The study, copied for the wall painting, was created in 1859–1864 and is organised as a frieze, in a long narrow format. It shows the dying Admiral Nelson on the deck of HMS Victory, cradled in the arms of Captain Hardy, with other figures, including Dr Beatty, leaning over him. They are surrounded by members of the crew. Maclise took trouble over the accuracy of details in the picture; he interviewed survivors of the battle and researched the naval equipment in use at the time. However the painting is not an accurate account of the event, because Nelson was quickly taken below decks, where he died; it is rather an idealisation of the event. Included in the painting are two black people; this is likely to be historically accurate as two men from Africa were included in the crew of HMS Victory. At this time people of African descent were integrated with other members of the crew, although they tended to work in the lower ranks. One of the Africans is pointing towards the assassin of Nelson.

==The engraving==
The Maclise painting was engraved by Charles W. Sharpe in 1876 and published by the Art Union of London.
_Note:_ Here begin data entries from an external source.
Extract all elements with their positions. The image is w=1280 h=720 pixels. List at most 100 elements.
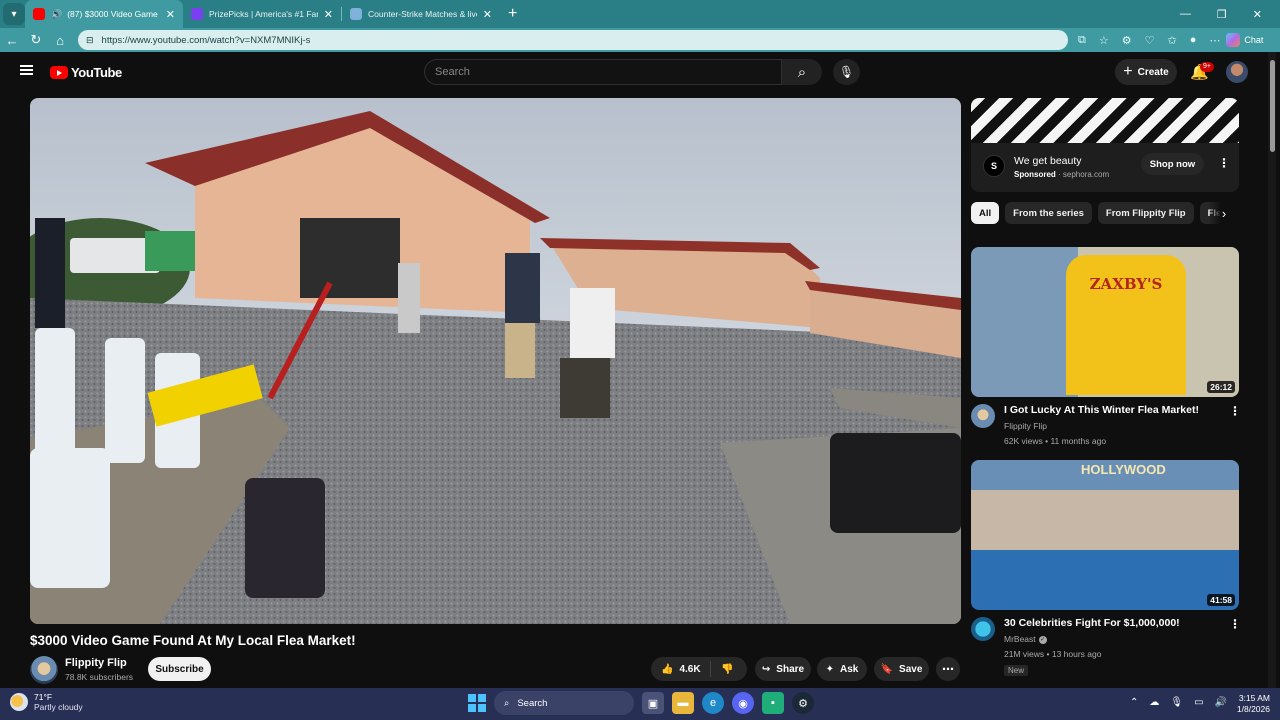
- task-view-icon[interactable]: ▣: [642, 692, 664, 714]
- video-thumbnail[interactable]: HOLLYWOOD 41:58: [971, 460, 1239, 610]
- share-label: Share: [776, 663, 805, 675]
- close-tab-icon[interactable]: ✕: [166, 8, 175, 21]
- close-tab-icon[interactable]: ✕: [324, 8, 333, 21]
- minimize-icon[interactable]: —: [1180, 8, 1191, 21]
- subscribe-button[interactable]: Subscribe: [148, 657, 211, 681]
- system-clock[interactable]: 3:15 AM 1/8/2026: [1228, 693, 1270, 715]
- like-button[interactable]: 👍 4.6K: [651, 661, 711, 677]
- split-screen-icon[interactable]: ⧉: [1078, 34, 1086, 47]
- channel-avatar[interactable]: [971, 404, 995, 428]
- youtube-favicon-icon: [33, 8, 45, 20]
- url-field[interactable]: ⊟ https://www.youtube.com/watch?v=NXM7MN…: [78, 30, 1068, 50]
- channel-avatar[interactable]: [30, 656, 58, 684]
- ask-button[interactable]: ✦ Ask: [817, 657, 867, 681]
- display-icon[interactable]: ▭: [1194, 697, 1203, 708]
- chat-label: Chat: [1244, 35, 1264, 45]
- site-info-icon[interactable]: ⊟: [86, 35, 94, 46]
- microphone-icon[interactable]: 🎙: [1170, 697, 1183, 708]
- weather-widget[interactable]: 71°F Partly cloudy: [10, 692, 83, 712]
- favorites-icon[interactable]: ✩: [1167, 34, 1176, 47]
- shop-now-button[interactable]: Shop now: [1141, 153, 1204, 175]
- more-options-icon[interactable]: ⋮: [1229, 617, 1241, 631]
- tab-youtube[interactable]: 🔊 (87) $3000 Video Game Found ✕: [25, 0, 183, 28]
- settings-more-icon[interactable]: ⋯: [1209, 34, 1220, 47]
- ad-banner-image[interactable]: [971, 98, 1239, 143]
- browser-essentials-icon[interactable]: ♡: [1145, 34, 1155, 47]
- chip-all[interactable]: All: [971, 202, 1000, 224]
- logo-text: YouTube: [71, 65, 122, 80]
- discord-icon[interactable]: ◉: [732, 692, 754, 714]
- clock-time: 3:15 AM: [1238, 693, 1270, 703]
- chevron-up-icon[interactable]: ⌃: [1130, 697, 1138, 708]
- close-tab-icon[interactable]: ✕: [483, 8, 492, 21]
- save-button[interactable]: 🔖 Save: [874, 657, 929, 681]
- edge-browser-icon[interactable]: e: [702, 692, 724, 714]
- recommended-title[interactable]: I Got Lucky At This Winter Flea Market!: [1004, 404, 1224, 416]
- app-icon[interactable]: ▪: [762, 692, 784, 714]
- profile-icon[interactable]: ●: [1190, 34, 1197, 46]
- thumbs-down-icon: 👎: [721, 663, 734, 675]
- recommended-meta: 21M views • 13 hours ago: [1004, 649, 1102, 659]
- tab-actions-menu-icon[interactable]: ▾: [3, 3, 25, 25]
- ask-label: Ask: [840, 663, 859, 675]
- scrollbar-thumb[interactable]: [1270, 60, 1275, 152]
- tab-title: (87) $3000 Video Game Found: [67, 9, 160, 19]
- chevron-right-icon[interactable]: ›: [1209, 202, 1239, 224]
- dislike-button[interactable]: 👎: [711, 664, 733, 675]
- speaker-icon[interactable]: 🔊: [51, 9, 62, 20]
- taskbar-search[interactable]: ⌕ Search: [494, 691, 634, 715]
- steam-icon[interactable]: ⚙: [792, 692, 814, 714]
- start-button-icon[interactable]: [468, 694, 486, 712]
- more-options-icon[interactable]: ⋮: [1229, 404, 1241, 418]
- recommended-video[interactable]: ZAXBY'S 26:12 I Got Lucky At This Winter…: [971, 247, 1241, 452]
- recommended-channel[interactable]: MrBeast ✓: [1004, 634, 1047, 644]
- chip-from-series[interactable]: From the series: [1005, 202, 1092, 224]
- account-avatar[interactable]: [1226, 61, 1248, 83]
- voice-search-button[interactable]: 🎙: [833, 59, 860, 85]
- copilot-icon: [1226, 33, 1241, 47]
- search-input[interactable]: Search: [424, 59, 782, 85]
- channel-name[interactable]: Flippity Flip: [65, 657, 127, 669]
- channel-name: MrBeast: [1004, 634, 1036, 644]
- recommended-video[interactable]: HOLLYWOOD 41:58 30 Celebrities Fight For…: [971, 460, 1241, 685]
- prizepicks-favicon-icon: [191, 8, 203, 20]
- recommended-title[interactable]: 30 Celebrities Fight For $1,000,000!: [1004, 617, 1224, 629]
- create-button[interactable]: + Create: [1115, 59, 1177, 85]
- youtube-logo[interactable]: YouTube: [50, 65, 122, 80]
- search-button[interactable]: ⌕: [782, 59, 822, 85]
- tab-counter-strike[interactable]: Counter-Strike Matches & livescor ✕: [342, 0, 500, 28]
- chip-from-channel[interactable]: From Flippity Flip: [1097, 202, 1194, 224]
- menu-icon[interactable]: [20, 65, 33, 75]
- microphone-icon: 🎙: [838, 65, 855, 79]
- taskbar-apps: ⌕ Search ▣ ▬ e ◉ ▪ ⚙: [468, 691, 814, 715]
- restore-icon[interactable]: ❐: [1217, 8, 1227, 21]
- favorite-star-icon[interactable]: ☆: [1099, 34, 1109, 47]
- tab-title: Counter-Strike Matches & livescor: [368, 9, 477, 19]
- close-window-icon[interactable]: ✕: [1253, 8, 1262, 21]
- recommended-channel[interactable]: Flippity Flip: [1004, 421, 1047, 431]
- refresh-icon[interactable]: ↻: [24, 32, 48, 48]
- volume-icon[interactable]: 🔊: [1215, 697, 1227, 708]
- share-button[interactable]: ↪ Share: [755, 657, 811, 681]
- ad-more-icon[interactable]: ⋮: [1218, 156, 1230, 170]
- video-player[interactable]: [30, 98, 961, 624]
- search-icon: ⌕: [504, 697, 510, 709]
- new-tab-icon[interactable]: +: [508, 5, 517, 23]
- tab-prizepicks[interactable]: PrizePicks | America's #1 Fantasy S ✕: [183, 0, 341, 28]
- more-actions-icon[interactable]: ⋯: [936, 657, 960, 681]
- video-frame: [30, 98, 961, 624]
- copilot-chat-button[interactable]: Chat: [1226, 33, 1263, 47]
- browser-tab-bar: ▾ 🔊 (87) $3000 Video Game Found ✕ PrizeP…: [0, 0, 1280, 28]
- file-explorer-icon[interactable]: ▬: [672, 692, 694, 714]
- sparkle-icon: ✦: [825, 663, 835, 675]
- bookmark-icon: 🔖: [880, 663, 894, 675]
- video-thumbnail[interactable]: ZAXBY'S 26:12: [971, 247, 1239, 397]
- home-icon[interactable]: ⌂: [48, 33, 72, 48]
- extensions-icon[interactable]: ⚙: [1122, 34, 1132, 47]
- cloud-icon[interactable]: ☁: [1149, 697, 1159, 708]
- save-label: Save: [899, 663, 923, 675]
- channel-avatar[interactable]: [971, 617, 995, 641]
- window-controls: — ❐ ✕: [1180, 8, 1262, 21]
- back-icon[interactable]: ←: [0, 33, 24, 48]
- sponsored-ad[interactable]: S We get beauty Sponsored · sephora.com …: [971, 98, 1239, 192]
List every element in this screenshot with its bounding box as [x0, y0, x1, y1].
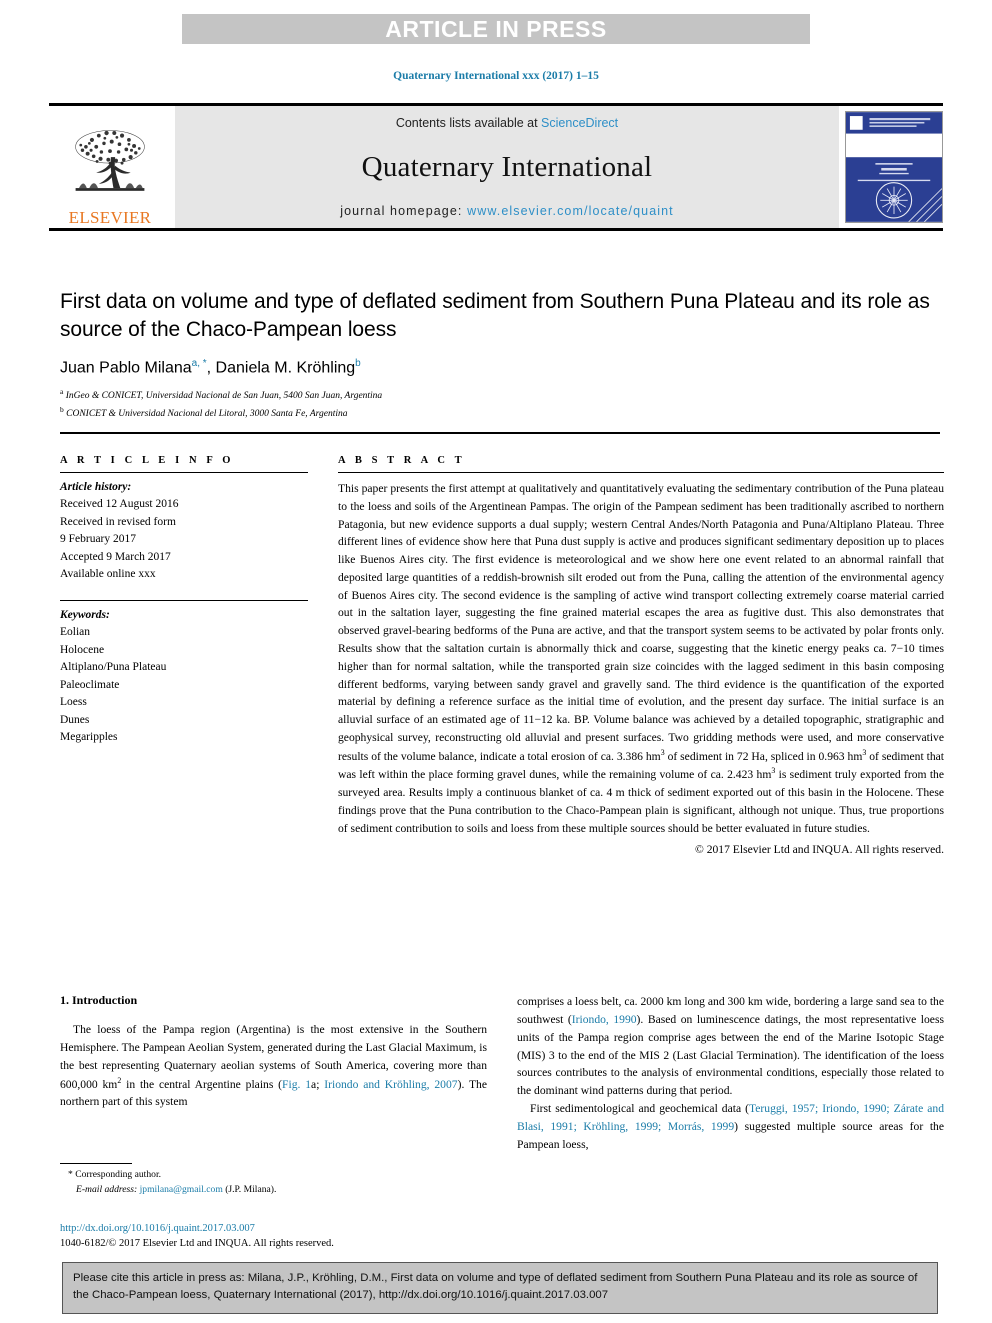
contents-lists-prefix: Contents lists available at — [395, 116, 542, 130]
article-history-label: Article history: — [60, 481, 132, 493]
article-history-item: Accepted 9 March 2017 — [60, 550, 171, 563]
article-info-column: A R T I C L E I N F O Article history: R… — [60, 455, 308, 856]
citation-link-iriondo-krohling-2007[interactable]: Iriondo and Kröhling, 2007 — [324, 1077, 457, 1090]
intro-paragraph-left: The loess of the Pampa region (Argentina… — [60, 1021, 487, 1111]
keywords-rule — [60, 599, 308, 601]
article-info-heading: A R T I C L E I N F O — [60, 455, 235, 466]
journal-homepage-prefix: journal homepage: — [340, 204, 468, 218]
keywords-label: Keywords: — [60, 608, 110, 621]
keyword-item: Paleoclimate — [60, 678, 120, 691]
affiliation-list: a InGeo & CONICET, Universidad Nacional … — [60, 386, 940, 421]
affiliation-a: a InGeo & CONICET, Universidad Nacional … — [60, 386, 940, 403]
email-owner: (J.P. Milana). — [225, 1183, 277, 1195]
figure-link-fig1[interactable]: Fig. 1 — [282, 1077, 311, 1090]
corresponding-author-mark: * — [68, 1169, 73, 1180]
email-link[interactable]: jpmilana@gmail.com — [140, 1184, 223, 1195]
author-marks-1[interactable]: a, * — [192, 358, 207, 369]
page-title: First data on volume and type of deflate… — [60, 290, 930, 341]
title-bottom-rule — [60, 432, 940, 434]
affiliation-text-b: CONICET & Universidad Nacional del Litor… — [66, 408, 348, 419]
sciencedirect-link[interactable]: ScienceDirect — [541, 116, 618, 130]
author-name-2: Daniela M. Kröhling — [215, 359, 356, 377]
email-note: E-mail address: jpmilana@gmail.com (J.P.… — [60, 1183, 487, 1198]
contents-lists-line: Contents lists available at ScienceDirec… — [396, 116, 618, 130]
section-heading-introduction: 1. Introduction — [60, 993, 138, 1007]
article-info-rule — [60, 472, 308, 473]
title-block: First data on volume and type of deflate… — [60, 288, 940, 421]
article-in-press-label: ARTICLE IN PRESS — [385, 15, 607, 42]
abstract-copyright: © 2017 Elsevier Ltd and INQUA. All right… — [694, 843, 944, 857]
article-history-group: Article history: Received 12 August 2016… — [60, 479, 308, 584]
article-history-item: Received 12 August 2016 — [60, 498, 179, 511]
journal-cover-image — [846, 112, 942, 222]
article-history-item: 9 February 2017 — [60, 533, 137, 546]
abstract-column: A B S T R A C T This paper presents the … — [338, 455, 944, 856]
corresponding-author-note: * Corresponding author. — [60, 1168, 487, 1183]
hm-cubed-superscript: 3 — [862, 747, 867, 757]
issn-copyright-line: 1040-6182/© 2017 Elsevier Ltd and INQUA.… — [60, 1237, 334, 1249]
affiliation-mark-b: b — [60, 404, 64, 414]
body-column-right: comprises a loess belt, ca. 2000 km long… — [517, 993, 944, 1154]
journal-homepage-link[interactable]: www.elsevier.com/locate/quaint — [467, 204, 674, 218]
intro-right-text-part-3: First sedimentological and geochemical d… — [530, 1102, 749, 1116]
hm-cubed-superscript: 3 — [771, 766, 776, 776]
keyword-item: Holocene — [60, 643, 105, 656]
keyword-item: Loess — [60, 696, 87, 709]
keywords-group: Keywords: Eolian Holocene Altiplano/Puna… — [60, 607, 308, 747]
footnote-block: * Corresponding author. E-mail address: … — [60, 1163, 487, 1198]
corresponding-author-label: Corresponding author. — [75, 1169, 162, 1180]
journal-homepage-line: journal homepage: www.elsevier.com/locat… — [340, 204, 674, 218]
intro-text-part-3: a; — [311, 1077, 325, 1091]
abstract-heading: A B S T R A C T — [338, 455, 466, 466]
doi-block: http://dx.doi.org/10.1016/j.quaint.2017.… — [60, 1222, 560, 1252]
please-cite-footer: Please cite this article in press as: Mi… — [62, 1262, 938, 1315]
author-separator: , — [206, 359, 216, 377]
email-label: E-mail address: — [76, 1183, 138, 1195]
author-marks-2[interactable]: b — [355, 358, 361, 369]
journal-masthead: ELSEVIER Contents lists available at Sci… — [49, 103, 943, 231]
intro-text-part-2: in the central Argentine plains ( — [121, 1077, 283, 1091]
body-columns: 1. Introduction The loess of the Pampa r… — [60, 993, 944, 1154]
article-history-item: Received in revised form — [60, 515, 176, 528]
abstract-rule — [338, 472, 944, 473]
keyword-item: Altiplano/Puna Plateau — [60, 661, 167, 674]
affiliation-mark-a: a — [60, 387, 64, 397]
running-citation: Quaternary International xxx (2017) 1–15 — [393, 70, 599, 82]
footnote-separator-rule — [60, 1163, 132, 1164]
journal-cover-thumbnail — [845, 111, 943, 223]
elsevier-logo: ELSEVIER — [49, 106, 171, 228]
elsevier-tree-icon — [75, 130, 145, 191]
abstract-body: This paper presents the first attempt at… — [338, 482, 945, 835]
doi-link[interactable]: http://dx.doi.org/10.1016/j.quaint.2017.… — [60, 1222, 560, 1237]
masthead-bottom-rule — [49, 228, 943, 231]
keyword-item: Megaripples — [60, 731, 118, 744]
author-name-1: Juan Pablo Milana — [60, 359, 192, 377]
journal-title: Quaternary International — [361, 150, 653, 183]
hm-cubed-superscript: 3 — [660, 747, 665, 757]
article-in-press-banner: ARTICLE IN PRESS — [182, 14, 810, 44]
please-cite-text: Please cite this article in press as: Mi… — [73, 1272, 918, 1302]
keyword-item: Dunes — [60, 713, 90, 726]
article-history-item: Available online xxx — [60, 568, 156, 581]
intro-paragraph-right-1: comprises a loess belt, ca. 2000 km long… — [517, 993, 944, 1100]
info-abstract-region: A R T I C L E I N F O Article history: R… — [60, 455, 944, 856]
journal-article-page: ARTICLE IN PRESS Quaternary Internationa… — [0, 0, 992, 1323]
keyword-item: Eolian — [60, 626, 91, 639]
affiliation-text-a: InGeo & CONICET, Universidad Nacional de… — [65, 391, 383, 402]
author-list: Juan Pablo Milanaa, *, Daniela M. Kröhli… — [60, 358, 940, 377]
body-column-left: 1. Introduction The loess of the Pampa r… — [60, 993, 487, 1154]
affiliation-b: b CONICET & Universidad Nacional del Lit… — [60, 404, 940, 421]
intro-paragraph-right-2: First sedimentological and geochemical d… — [517, 1100, 944, 1154]
masthead-center: Contents lists available at ScienceDirec… — [175, 106, 839, 228]
elsevier-wordmark: ELSEVIER — [68, 208, 152, 227]
citation-link-iriondo-1990[interactable]: Iriondo, 1990 — [572, 1013, 637, 1026]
It sold widely around the British Empire. The Nelson engraving was often sold with an engraving of the 1861 companion work by Maclise, The Meeting of Wellington and Blücher after the Battle of Waterloo.

==Other depictions of the event==
In the 19th century the death of Nelson was a popular subject for artists. Other notable paintings of the event include The Death of Nelson, 21 October 1805 by Arthur William Devis in 1805 and now found at the National Maritime Museum, and The Death of Nelson by Benjamin West in 1806 and now at the Walker Art Gallery.